2. By derogation from paragraph 1, the scientific name of the species may be provided to the consumers at retail level by means of commercial information such as bill boards or posters.

And here we (finally) arrive the ‘new rule’ behind this story. Most types of fish sold to consumers must now be appropriately labelled and marked with this package of information: Approved commercial and scientific name, catch area and production method. But as we can also see, as far as the scientific name is concerned, a bill board or poster is sufficient to provide this information.

Perhaps (even probably?) you’re wondering at this point why all these rules are even necessary. A fish is a fish, isn’t it? Well, not always – or to be more precise, it’s not always certain that we’re talking about the same types of fish.

These rules are essentially a part of what is called traceability – the principle that a food item should be documented and identifiable at every step in the production process, so that e.g. all parts of a particular lot can be recalled in case it turns out to be contaminated. At the consumer end of things, the point is that retailers can sometimes be a little creative with how they name their products – for instance, different types of fish are sometimes sold as cod (Gadus x.), even though they belong to entirely different orders. And there have even been cases where oilfish (Ruvettus pretiosus), the overconsumption of which can cause certain unpleasant health issues, have been marketed as cod as well. So even though most consumers probably don’t know that many scientific fish names off the top of their heads, at least this way they have the opportunity to be certain of which particular species of fish they’re buying to eat.

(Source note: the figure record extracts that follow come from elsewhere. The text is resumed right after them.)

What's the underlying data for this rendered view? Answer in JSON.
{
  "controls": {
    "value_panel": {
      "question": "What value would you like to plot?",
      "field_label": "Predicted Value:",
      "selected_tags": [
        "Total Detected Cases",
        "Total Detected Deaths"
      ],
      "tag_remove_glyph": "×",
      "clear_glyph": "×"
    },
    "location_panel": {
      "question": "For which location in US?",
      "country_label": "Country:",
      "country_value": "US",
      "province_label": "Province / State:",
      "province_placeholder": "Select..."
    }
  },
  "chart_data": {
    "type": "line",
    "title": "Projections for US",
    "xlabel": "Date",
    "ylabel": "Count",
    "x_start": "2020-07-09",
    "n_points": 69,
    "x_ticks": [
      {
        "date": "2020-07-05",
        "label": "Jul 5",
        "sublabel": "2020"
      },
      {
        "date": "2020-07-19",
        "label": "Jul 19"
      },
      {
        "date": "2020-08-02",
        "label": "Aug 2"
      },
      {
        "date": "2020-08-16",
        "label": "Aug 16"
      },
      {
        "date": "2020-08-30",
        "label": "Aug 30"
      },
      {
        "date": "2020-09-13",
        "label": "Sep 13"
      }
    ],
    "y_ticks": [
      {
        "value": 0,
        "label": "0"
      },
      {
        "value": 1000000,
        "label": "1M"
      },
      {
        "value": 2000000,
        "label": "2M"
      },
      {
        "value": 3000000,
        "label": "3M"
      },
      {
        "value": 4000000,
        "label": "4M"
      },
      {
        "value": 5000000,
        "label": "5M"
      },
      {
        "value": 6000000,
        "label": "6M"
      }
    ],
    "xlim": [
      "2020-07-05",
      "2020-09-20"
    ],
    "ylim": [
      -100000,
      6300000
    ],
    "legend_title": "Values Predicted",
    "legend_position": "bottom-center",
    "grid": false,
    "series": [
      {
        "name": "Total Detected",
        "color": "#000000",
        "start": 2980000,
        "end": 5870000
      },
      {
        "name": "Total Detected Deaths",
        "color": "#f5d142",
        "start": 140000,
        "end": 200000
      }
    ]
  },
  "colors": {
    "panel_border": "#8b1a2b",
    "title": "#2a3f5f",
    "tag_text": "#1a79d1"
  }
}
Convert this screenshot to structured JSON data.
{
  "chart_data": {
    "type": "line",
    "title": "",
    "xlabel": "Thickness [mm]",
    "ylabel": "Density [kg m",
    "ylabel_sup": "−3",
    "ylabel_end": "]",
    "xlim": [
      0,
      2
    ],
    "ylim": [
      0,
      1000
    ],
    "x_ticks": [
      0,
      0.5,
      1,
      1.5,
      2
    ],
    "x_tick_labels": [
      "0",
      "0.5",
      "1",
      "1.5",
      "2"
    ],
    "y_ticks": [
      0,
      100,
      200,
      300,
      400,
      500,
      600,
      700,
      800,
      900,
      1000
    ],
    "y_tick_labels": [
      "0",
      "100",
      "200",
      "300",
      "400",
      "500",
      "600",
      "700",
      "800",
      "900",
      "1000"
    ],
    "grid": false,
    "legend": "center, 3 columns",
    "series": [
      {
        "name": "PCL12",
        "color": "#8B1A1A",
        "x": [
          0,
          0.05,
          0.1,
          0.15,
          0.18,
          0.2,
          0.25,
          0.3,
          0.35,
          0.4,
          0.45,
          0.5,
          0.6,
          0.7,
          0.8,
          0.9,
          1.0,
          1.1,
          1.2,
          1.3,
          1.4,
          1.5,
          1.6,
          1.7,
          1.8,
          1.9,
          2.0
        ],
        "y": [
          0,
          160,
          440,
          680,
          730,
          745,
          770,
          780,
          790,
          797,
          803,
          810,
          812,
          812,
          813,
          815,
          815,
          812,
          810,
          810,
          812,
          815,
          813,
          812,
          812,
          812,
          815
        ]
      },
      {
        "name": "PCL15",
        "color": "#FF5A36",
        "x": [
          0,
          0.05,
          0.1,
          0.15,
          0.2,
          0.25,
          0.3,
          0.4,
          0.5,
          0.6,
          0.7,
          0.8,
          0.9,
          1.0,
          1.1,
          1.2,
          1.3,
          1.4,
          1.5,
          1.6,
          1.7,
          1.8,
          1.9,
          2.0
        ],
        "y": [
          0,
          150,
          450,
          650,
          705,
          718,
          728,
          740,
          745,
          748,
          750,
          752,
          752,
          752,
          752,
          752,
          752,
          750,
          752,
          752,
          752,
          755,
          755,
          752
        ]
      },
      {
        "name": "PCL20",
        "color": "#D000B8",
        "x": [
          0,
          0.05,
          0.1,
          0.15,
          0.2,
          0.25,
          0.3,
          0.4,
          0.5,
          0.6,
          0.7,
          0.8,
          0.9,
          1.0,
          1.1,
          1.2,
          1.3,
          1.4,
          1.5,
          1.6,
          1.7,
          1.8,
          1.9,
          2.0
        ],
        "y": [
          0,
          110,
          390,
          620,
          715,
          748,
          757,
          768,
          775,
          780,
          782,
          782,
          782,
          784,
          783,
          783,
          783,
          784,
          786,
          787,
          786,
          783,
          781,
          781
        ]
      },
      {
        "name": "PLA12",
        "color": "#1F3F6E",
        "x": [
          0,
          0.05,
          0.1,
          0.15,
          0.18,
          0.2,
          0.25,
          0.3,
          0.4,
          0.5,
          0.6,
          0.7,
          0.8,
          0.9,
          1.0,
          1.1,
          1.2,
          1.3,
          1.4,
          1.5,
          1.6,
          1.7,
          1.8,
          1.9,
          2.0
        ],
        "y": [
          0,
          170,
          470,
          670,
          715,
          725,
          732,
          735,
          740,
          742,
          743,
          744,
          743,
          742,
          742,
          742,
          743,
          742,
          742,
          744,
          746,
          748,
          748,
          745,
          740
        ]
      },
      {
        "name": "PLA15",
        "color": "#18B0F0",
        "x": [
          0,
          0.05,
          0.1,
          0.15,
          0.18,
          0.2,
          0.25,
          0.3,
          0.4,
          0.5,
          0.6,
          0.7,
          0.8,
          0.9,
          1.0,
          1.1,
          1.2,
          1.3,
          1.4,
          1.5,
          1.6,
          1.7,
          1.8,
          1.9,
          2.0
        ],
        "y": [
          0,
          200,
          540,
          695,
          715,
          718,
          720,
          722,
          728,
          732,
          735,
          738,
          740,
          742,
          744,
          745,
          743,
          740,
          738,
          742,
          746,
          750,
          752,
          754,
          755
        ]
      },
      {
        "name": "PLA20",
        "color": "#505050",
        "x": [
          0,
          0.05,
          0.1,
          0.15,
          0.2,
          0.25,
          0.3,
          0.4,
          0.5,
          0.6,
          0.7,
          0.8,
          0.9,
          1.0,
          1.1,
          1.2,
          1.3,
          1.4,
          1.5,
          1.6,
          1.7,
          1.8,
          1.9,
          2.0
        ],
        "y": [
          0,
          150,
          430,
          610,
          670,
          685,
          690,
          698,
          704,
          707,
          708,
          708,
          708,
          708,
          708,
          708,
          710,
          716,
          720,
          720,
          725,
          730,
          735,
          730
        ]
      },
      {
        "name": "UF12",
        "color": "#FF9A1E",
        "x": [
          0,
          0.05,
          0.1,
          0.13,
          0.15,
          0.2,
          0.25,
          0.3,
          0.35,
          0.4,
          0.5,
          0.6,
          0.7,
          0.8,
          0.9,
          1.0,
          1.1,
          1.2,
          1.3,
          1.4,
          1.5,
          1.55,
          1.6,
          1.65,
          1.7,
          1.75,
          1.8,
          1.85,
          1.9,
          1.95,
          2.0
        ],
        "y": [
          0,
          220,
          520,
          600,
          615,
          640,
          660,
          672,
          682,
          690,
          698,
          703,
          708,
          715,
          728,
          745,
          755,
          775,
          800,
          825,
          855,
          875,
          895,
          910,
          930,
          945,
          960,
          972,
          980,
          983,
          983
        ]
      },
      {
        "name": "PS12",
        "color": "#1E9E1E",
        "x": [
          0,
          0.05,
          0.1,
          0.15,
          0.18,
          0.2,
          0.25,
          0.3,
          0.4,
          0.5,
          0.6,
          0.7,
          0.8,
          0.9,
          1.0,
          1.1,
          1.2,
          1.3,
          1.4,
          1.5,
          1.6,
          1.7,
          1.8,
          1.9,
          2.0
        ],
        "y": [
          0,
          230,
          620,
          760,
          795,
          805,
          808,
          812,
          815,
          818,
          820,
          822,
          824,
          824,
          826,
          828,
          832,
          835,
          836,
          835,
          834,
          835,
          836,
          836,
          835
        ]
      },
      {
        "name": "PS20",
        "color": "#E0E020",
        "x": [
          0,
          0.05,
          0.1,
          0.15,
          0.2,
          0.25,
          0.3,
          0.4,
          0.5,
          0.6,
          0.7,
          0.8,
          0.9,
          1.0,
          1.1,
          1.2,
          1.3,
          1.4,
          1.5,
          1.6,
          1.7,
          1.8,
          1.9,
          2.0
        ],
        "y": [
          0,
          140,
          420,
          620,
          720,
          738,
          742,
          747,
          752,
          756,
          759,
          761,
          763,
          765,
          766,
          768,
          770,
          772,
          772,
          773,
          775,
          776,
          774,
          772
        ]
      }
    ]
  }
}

But let’s get down to the juicy question at the heart of this story: Do fishmonger actually have to learn Latin? Well, no. As we’ve already seen, the scientific name of a fish is a part of the traceability procedure, which means that the fishmongers already have that information, because it will have been transmitted to them by their wholesale distributors. Further, as we learned from Article 68(2) in Reg. 404/2011, they don’t even have to label the fish individually, but can provide the information “…by means of commercial information such as bill boards or posters.”

So – Euromyth or No Myth? At least as far as TV Avisen’s angle is concerned, I’ll call this one as a Euromyth. Yes, the regulation does exist, and it does say that retailers have to provide the scientific names of their products to consumers. But when they can do that by simply putting up a poster in their shop, claiming that they’ll have to learn Latin to do their job is just a little too far removed from reality. And it’s not even a new Euromyth, since there have been similar stories as far back as 2004 or earlier about fishmongers having to rename their fish in Latin. So better luck next time, TV Avisen.

(It’s really too bad it’s a myth, by the way, because Latin is an awesome language, and I’d wholeheartedly support any initiatives to increase its use, no matter how ridiculously impactical they might be.)

(Also, if you’ve made it this far, you should give yourself a reward, because this is pretty hard-core stuff, even by normal standards of EU law.)